The Briar Rose Ministry! Raisa’s head came up. “Really?” Impulsively, she gripped Hallie’s hands. “Oh, that’s wonderful news!”
Hallie squinted at Raisa, tilting her head. “Well. Right. So you can guess the rest. I got in and here I am. And every Temple Day I buy a rose from the flower girl on the bridge and leave it on the altar for the Princess Raisa. And when I get back home, I hope I’ll be assigned to her service. I can be with Asha and I can keep the lady safe.”
“Maybe it will happen,” Raisa said, clearing her throat.
“Maybe it will.” Hallie tucked Asha’s picture away.

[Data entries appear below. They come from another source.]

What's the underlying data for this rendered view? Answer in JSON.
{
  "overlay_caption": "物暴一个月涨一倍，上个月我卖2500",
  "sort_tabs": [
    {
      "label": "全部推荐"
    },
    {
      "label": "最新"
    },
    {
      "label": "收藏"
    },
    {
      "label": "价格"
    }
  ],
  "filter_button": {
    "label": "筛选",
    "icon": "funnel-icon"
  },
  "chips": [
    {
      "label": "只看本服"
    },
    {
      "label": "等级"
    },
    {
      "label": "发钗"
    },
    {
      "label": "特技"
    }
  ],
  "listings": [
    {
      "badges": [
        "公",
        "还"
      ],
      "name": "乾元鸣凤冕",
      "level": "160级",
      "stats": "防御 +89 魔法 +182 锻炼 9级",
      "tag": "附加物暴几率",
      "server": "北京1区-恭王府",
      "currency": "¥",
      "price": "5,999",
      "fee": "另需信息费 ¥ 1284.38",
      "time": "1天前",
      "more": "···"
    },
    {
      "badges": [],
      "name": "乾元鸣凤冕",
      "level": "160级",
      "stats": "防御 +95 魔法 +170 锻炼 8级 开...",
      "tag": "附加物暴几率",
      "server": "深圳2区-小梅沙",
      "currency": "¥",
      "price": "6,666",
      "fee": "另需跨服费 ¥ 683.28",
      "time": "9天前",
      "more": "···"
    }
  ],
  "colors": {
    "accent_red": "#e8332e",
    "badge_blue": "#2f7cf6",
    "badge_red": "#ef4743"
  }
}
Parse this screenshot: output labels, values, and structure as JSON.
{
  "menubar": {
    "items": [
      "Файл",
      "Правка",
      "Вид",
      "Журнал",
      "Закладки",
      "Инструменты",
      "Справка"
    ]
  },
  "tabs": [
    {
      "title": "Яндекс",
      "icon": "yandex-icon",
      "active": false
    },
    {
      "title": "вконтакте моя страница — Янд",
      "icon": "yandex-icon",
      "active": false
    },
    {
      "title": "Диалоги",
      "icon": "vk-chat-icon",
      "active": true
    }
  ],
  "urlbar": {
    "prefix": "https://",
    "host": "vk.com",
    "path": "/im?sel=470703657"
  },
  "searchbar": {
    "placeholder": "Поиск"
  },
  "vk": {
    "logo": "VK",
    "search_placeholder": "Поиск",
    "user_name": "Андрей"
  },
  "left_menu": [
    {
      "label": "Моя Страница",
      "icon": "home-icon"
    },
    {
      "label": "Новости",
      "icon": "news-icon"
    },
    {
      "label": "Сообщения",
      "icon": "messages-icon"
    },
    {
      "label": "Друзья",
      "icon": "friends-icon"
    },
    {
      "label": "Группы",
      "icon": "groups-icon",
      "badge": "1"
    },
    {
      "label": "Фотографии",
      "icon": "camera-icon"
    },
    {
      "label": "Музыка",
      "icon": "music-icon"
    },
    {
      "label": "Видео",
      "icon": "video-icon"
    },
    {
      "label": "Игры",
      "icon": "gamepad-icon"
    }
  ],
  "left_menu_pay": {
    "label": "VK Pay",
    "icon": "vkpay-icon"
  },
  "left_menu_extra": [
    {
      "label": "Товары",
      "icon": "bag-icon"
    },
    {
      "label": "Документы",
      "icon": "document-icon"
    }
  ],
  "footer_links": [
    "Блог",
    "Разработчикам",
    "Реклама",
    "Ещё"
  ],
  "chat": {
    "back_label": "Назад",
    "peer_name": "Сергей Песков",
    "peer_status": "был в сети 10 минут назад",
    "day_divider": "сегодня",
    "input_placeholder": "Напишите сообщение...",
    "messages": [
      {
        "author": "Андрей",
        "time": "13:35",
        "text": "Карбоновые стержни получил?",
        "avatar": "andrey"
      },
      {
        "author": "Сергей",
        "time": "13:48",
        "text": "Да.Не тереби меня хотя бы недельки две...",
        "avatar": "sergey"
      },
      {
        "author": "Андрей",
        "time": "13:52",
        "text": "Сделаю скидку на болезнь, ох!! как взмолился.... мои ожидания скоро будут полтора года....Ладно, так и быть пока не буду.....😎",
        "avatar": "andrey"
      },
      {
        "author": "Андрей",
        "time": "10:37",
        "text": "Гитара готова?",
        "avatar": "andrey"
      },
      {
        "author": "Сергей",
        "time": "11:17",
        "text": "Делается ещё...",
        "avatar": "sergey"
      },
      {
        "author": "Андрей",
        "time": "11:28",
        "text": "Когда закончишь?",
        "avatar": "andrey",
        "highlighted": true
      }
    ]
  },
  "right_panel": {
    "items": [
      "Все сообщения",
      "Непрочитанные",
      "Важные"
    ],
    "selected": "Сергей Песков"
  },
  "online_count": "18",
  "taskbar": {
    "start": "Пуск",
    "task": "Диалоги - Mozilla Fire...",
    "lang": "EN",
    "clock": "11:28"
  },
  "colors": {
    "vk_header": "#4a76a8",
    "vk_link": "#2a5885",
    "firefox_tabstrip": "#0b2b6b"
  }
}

In class, Raisa studied battle strategies developed by Gideon Byrne centuries ago. Lila Byrne had designed the prototype of a double-edged rapier that was still in use today. Dwite Byrne had made innovative use of mounted soldiers at a time when the cavalry had fallen into disuse.
Raisa and Amon had this in common: they both felt the pressure of being the living heirs of an ancient dynasty of accomplishment.
Amon was skilled with weapons, and performed well in his course work, but he wasn’t the biggest or strongest or richest of the cadets in his class at Oden’s Ford. He didn’t win over his classmates by buying ales and ciders for them on Bridge Street, then staggering home arm in arm with them in the small hours.
He radiated a calm focus—like he knew who he was and where he was going. He was a steady mooring in a sea of change. He was honest and he kept his word, and he was unrelentingly fair. It made people want to follow him.
I can learn from him, Raisa thought. I tend to stir people up, not settle them down.
Amon continued to train her in sticking, using the staff Dimitri had given her. Some days it was all she saw of Amon—he left the dormitory before she crawled out of bed, and she was usually fast asleep when he came home. As class commander, he attended endless meetings and participated in the governance of the school. That was the story, anyway. It still seemed to Raisa that he avoided being alone with her.